In Washington DC angekommen und dem fassen des Gepäckes, schleppten wir uns durch die Haupthalle zu der Metrostation. Ein grosses Schild prangerte am Eingang „Reagan National Airport & Crystal City are closed this weekend due to scheduled rebuilding.“. Wir folgten einfach den Pfeilen und wurden schlussendlich in einen kostenlosen Shuttlebus gelotst. Die Busfahrt an sich, war auch sehr amüsant. Schlussendlich navigierten zwei Schweizer – ja wir zwei – die Busfahrerin zu der richtigen Strasse. Sie hatte, trotz ihrer ausgedruckten Route, die Kreuzung verpasst und fuhr einfach mal weiter. Nachdem wir dann die Station erreicht hatten, stiegen wir in einen zweiten Bus um, der uns in die nähe des Hotels brachte. Die fahrt war super anstrengend und dauerte locker 45 Minuten. Am Ziel angekommen, verliefen wir uns mit unseren schweren Koffern noch einmal und fanden dennoch nach einem längeren Fussmarsch unser Hotel. Uff, die Reise war echt anstrengend! Obwohl es erst 15.00 Uhr war, blieben wir im Hotel und entspannten ein bisschen.
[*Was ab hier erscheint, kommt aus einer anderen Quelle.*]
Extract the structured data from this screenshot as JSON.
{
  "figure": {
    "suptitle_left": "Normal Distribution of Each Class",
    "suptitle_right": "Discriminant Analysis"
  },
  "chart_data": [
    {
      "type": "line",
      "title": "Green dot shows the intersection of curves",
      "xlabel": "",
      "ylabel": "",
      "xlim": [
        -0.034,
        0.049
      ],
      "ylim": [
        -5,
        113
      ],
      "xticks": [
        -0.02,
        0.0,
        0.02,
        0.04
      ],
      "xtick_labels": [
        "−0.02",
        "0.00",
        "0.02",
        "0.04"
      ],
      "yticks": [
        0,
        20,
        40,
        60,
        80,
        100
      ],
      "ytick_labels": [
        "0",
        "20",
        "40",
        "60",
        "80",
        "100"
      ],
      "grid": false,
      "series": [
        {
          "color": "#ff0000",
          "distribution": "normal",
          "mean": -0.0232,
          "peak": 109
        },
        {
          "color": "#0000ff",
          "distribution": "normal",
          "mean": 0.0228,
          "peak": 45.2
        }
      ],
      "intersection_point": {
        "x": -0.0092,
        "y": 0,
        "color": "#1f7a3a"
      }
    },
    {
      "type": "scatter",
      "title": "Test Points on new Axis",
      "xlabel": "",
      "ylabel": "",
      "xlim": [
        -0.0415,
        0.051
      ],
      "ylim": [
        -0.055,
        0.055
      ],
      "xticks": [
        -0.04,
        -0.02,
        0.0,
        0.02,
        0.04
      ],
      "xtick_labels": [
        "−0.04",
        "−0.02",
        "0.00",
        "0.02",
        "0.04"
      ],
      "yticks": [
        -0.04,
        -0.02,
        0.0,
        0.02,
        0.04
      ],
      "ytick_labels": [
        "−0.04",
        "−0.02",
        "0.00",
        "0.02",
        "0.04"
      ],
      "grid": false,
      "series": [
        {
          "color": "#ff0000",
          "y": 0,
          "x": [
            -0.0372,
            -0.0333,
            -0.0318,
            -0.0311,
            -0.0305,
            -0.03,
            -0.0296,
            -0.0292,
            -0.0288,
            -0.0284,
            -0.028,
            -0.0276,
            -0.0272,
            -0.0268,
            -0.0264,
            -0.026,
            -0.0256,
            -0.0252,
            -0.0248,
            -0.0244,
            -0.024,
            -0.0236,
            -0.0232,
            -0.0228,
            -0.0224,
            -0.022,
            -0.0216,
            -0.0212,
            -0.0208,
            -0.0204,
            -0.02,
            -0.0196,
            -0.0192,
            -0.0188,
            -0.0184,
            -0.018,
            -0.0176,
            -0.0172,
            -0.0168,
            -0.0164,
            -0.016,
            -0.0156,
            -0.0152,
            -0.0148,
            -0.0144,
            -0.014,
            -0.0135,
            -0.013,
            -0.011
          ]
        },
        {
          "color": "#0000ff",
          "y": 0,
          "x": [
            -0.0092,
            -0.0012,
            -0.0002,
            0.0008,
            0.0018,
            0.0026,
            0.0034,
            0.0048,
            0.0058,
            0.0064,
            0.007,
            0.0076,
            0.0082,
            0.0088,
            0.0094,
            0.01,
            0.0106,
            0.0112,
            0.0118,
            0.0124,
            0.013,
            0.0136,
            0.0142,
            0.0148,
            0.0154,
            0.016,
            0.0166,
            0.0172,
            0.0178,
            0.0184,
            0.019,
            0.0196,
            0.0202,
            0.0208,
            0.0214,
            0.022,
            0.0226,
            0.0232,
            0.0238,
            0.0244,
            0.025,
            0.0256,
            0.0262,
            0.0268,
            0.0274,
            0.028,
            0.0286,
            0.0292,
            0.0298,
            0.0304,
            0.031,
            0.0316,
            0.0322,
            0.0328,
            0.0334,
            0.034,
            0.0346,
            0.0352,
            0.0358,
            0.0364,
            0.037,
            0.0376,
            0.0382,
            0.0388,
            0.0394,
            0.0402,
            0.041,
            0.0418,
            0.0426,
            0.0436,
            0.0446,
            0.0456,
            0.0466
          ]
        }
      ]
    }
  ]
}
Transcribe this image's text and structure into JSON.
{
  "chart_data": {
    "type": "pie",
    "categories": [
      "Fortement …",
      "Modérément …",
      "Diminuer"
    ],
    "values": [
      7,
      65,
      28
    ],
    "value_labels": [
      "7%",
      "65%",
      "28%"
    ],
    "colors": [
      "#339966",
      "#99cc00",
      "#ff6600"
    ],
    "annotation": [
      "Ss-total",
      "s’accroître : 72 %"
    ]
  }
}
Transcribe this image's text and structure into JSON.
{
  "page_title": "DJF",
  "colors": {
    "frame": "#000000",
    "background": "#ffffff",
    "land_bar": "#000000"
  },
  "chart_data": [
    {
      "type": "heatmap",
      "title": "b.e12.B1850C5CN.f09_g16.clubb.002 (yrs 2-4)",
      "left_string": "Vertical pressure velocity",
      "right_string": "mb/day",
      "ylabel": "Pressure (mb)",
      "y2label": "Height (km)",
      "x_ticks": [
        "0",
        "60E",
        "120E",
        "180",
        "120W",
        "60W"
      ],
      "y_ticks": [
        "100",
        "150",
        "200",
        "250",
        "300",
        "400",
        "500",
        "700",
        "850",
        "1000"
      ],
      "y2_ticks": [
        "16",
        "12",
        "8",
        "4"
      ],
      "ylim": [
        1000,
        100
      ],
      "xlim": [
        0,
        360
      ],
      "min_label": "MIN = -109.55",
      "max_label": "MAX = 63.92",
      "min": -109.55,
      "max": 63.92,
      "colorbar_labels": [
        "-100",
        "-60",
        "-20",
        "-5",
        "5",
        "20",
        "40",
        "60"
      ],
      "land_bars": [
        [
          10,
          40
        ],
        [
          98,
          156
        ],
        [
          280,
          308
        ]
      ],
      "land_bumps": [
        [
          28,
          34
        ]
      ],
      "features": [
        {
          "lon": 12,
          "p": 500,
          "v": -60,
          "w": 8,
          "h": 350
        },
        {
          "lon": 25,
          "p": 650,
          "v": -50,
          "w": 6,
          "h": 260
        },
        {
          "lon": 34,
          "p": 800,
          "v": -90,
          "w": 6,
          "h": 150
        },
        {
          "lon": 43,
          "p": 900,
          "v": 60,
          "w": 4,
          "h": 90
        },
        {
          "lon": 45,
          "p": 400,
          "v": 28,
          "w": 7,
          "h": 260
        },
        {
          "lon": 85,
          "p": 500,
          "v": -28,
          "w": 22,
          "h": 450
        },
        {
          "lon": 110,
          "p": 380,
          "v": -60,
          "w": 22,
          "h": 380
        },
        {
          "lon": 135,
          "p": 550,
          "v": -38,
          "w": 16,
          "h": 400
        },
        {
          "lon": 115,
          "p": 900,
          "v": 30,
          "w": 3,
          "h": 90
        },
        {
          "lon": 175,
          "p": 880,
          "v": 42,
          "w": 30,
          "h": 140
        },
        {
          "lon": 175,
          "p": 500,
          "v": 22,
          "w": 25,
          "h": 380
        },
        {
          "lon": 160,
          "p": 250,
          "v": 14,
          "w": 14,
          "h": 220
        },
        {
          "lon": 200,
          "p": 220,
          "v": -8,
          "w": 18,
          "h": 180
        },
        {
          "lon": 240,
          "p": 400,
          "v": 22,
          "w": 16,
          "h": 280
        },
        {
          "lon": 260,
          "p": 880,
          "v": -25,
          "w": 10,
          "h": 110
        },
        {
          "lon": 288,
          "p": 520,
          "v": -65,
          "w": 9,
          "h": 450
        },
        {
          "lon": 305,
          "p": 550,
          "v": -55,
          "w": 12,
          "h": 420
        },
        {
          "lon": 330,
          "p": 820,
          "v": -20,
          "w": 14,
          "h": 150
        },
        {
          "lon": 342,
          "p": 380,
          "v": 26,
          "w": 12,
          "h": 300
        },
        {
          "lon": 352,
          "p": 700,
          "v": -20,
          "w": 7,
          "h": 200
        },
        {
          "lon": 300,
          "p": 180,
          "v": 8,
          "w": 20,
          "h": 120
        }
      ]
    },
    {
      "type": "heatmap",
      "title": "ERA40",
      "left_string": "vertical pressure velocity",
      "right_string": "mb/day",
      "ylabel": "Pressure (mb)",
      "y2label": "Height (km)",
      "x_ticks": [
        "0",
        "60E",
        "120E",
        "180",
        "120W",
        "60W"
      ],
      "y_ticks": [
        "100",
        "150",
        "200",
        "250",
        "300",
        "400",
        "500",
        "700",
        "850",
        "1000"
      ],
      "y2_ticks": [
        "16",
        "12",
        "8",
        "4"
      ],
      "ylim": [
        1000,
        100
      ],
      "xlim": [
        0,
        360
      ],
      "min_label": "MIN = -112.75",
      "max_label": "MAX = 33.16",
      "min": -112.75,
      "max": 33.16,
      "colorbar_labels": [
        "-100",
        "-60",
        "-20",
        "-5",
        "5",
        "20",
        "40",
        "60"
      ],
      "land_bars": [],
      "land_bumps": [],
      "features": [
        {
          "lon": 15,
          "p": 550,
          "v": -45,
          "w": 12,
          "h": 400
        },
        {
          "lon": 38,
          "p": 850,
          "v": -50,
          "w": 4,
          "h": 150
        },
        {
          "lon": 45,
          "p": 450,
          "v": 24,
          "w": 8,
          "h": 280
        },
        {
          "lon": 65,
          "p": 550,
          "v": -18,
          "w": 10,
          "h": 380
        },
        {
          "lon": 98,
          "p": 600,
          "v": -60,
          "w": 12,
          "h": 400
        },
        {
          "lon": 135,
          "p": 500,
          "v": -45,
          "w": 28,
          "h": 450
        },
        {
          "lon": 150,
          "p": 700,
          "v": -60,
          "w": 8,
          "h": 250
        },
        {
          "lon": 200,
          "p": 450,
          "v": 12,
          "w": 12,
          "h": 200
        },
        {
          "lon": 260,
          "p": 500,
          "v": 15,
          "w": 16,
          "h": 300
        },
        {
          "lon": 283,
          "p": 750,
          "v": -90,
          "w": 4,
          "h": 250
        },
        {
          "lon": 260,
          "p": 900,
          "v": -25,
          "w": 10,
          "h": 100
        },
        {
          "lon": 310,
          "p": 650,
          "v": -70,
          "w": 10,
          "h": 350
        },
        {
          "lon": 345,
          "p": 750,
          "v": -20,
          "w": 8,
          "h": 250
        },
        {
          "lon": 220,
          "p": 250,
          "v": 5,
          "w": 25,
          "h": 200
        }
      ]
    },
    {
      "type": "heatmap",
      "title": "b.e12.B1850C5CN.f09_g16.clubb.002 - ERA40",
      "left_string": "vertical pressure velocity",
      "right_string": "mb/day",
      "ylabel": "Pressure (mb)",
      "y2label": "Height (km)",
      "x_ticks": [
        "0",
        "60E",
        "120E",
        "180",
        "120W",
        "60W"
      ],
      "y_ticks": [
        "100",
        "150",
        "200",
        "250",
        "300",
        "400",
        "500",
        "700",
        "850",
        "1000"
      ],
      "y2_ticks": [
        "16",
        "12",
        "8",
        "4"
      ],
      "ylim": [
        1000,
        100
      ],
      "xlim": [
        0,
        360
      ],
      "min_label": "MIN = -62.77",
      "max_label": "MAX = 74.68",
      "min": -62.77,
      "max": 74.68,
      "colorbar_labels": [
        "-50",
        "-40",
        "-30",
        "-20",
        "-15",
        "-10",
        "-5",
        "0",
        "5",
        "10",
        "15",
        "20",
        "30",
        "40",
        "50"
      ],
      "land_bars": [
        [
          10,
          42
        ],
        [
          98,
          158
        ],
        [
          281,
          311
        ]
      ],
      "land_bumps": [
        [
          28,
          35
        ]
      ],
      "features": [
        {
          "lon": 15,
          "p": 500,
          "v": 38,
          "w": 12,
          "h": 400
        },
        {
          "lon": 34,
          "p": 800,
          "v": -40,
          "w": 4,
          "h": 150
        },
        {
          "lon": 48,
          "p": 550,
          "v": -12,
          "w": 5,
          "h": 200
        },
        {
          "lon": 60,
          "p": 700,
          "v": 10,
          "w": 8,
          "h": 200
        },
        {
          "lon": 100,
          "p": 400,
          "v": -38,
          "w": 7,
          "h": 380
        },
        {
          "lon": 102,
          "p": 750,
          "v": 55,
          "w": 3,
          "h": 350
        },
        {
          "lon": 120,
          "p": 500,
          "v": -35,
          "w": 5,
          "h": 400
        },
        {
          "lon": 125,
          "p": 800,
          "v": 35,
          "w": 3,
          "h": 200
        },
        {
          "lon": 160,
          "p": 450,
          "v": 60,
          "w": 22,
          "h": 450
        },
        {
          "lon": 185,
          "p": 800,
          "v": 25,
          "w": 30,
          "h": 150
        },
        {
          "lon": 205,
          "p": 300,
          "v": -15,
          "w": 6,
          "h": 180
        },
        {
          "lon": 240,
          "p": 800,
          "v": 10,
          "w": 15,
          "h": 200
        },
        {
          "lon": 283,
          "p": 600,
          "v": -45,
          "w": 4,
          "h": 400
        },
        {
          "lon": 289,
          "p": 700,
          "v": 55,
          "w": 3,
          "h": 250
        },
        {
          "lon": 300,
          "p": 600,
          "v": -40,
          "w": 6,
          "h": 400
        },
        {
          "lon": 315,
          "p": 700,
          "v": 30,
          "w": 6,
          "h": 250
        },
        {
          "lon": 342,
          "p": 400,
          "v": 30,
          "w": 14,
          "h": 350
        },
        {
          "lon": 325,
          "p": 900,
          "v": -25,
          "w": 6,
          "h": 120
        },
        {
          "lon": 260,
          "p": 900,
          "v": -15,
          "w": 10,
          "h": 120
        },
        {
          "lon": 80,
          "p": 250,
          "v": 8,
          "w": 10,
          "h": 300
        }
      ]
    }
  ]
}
Am Abend suchten wir in der Umgebung was günstiges zu Essen. Im Internet und schon bereits beim vorbeilaufen ist uns das „Win Buffet“ aufgefallen. Es ist ein asiatische Buffet, bei dem man für 13 Dollar essen konnte. Wir liefen also dorthin und bezahlten den „Eintritt“. Es war nicht gerade schlecht, aber auch nicht überragend :). Unseren Hunger hat es jedenfalls gestillt und nebst Seafood/Fisch, gab es Fleisch und Pizza/Fries/Chicken Nuggets. Sehr asiatisch ;).

Auf dem Nachhauseweg spürten wir dann den kühleren Norden. Wir waren natürlich immer noch mit Shorts und T-Shirt unterwegs, was hier am Abend wohl eher unpassend ist, brrrrrrr!!! Zum Glück war das Hotelzimmer schön warm :).